Photo courtoisie, Dustin Rabin (photograph)
Louis Bellavance : «L’équipe de Dave Grohl m’a dit que son plâtre était détrempé. Ils se demandaient même s’il fallait en refaire un autre. Lui ne pouvait pas continuer. C’était le plus désolé de la gang. Il y a eu des échanges d’ordre légal entre nos deux équipes. Dans ces situations, les artistes sont toujours payés, il n’y a pas d’ambiguïté. Leur équipe à Los Angeles était au courant et voulait savoir ce qui se passait. Finalement, ça s’est bien terminé et on a senti un rapprochement avec eux. Le directeur de tournée, qui avait été très strict durant la journée, était désolé et on s’est laissé sur une accolade.»
Daniel Gélinas : «On a bien vu que le danger était trop important. On a regardé ça et il n’y avait rien à faire. L’eau était tellement entrée sur la scène que tout était mouillé. Ça n’avait pas de sens de rembarquer du monde.»
21 h 50 : Après une demi-heure d’attente, Daniel Gélinas se pointe sur la scène pour annoncer la fin du concert.
Daniel Gélinas : «Ce fut une belle démonstration que le public de Québec est vraiment cool. Il aurait pu y avoir du grabuge. Mais les gens sont partis à la maison calmement.»
22 h 13 : Sur son compte Twitter, le groupe publie une photo en noir et blanc prise pendant le concert par Dustin Rabin avec ces mots : «Québec, nous allons revenir… Mère Nature gagne toujours.»
Photo courtoisie, Dustin Rabin (photograph)
Dustin Rabin : «Après l’annulation, je regardais mes photos et une en particulier a attiré mon attention. J’ai fait un zoom sur l’écran de ma caméra et je voyais comment le groupe avait du plaisir à travers le chaos. Tous souriaient, complètement trempés, les cheveux de Dave emportés par le vent. Ils semblaient exaltés et incrédules. Ça résumait parfaitement le moment. Je l’ai tout de suite montrée à Dave et il m’a dit : Dude, envoie-la-moi que je puisse la publier. Je lui ai dit que je devais récupérer mon ordinateur pour la télécharger, mais il était trop excité pour attendre. Il a pris une photo de l’écran de ma caméra avec son téléphone et c’est devenu la photo que tout le monde a vue sur les réseaux sociaux.»
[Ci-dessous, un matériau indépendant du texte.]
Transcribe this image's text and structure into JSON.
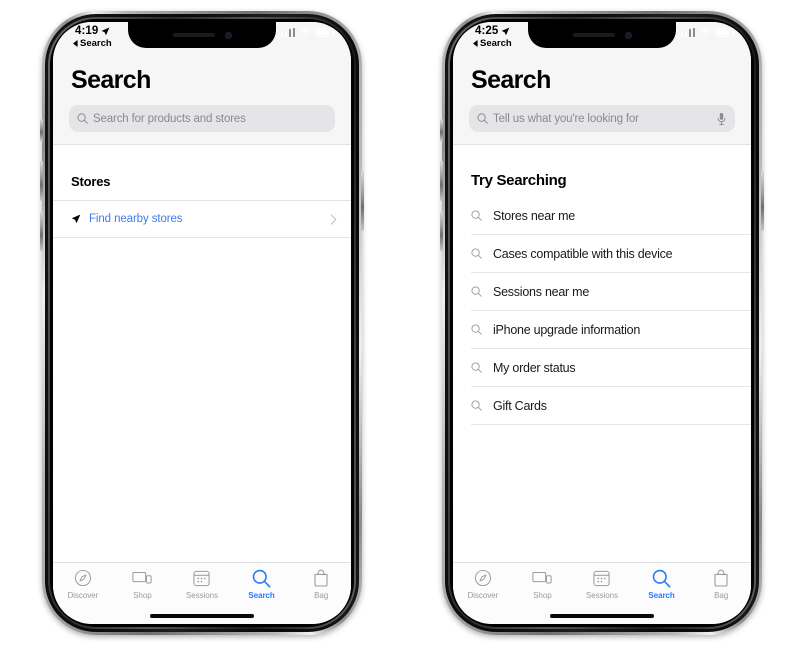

22 h 25 : Quelques employés s’affairent autour de la scène désertée. Tous les spectateurs ont quitté les lieux. Triste fin de soirée pour les fans des Foo Fighters. Mais pour plusieurs, ça restera «le meilleur show de quatre tounes de ma vie».
Photo d'archives, Cédric Bélanger
Daniel Gélinas : «Le lendemain, toutes les boutiques de téléphones cellulaires se sont fait envahir. Beaucoup de gens qui étaient au spectacle ont brisé leur téléphone à cause de la pluie.»
Louis Bellavance : «Un mois après, je suis allé rencontrer l’équipe des Foo Fighters à Los Angeles. J’étais dans le bureau de (leur agent) Don Muller et il m’a dit : “Nous vous devons un show”. C’est rare de se faire dire ça. Ça a finalement pris deux ans pour trouver le bon timing.»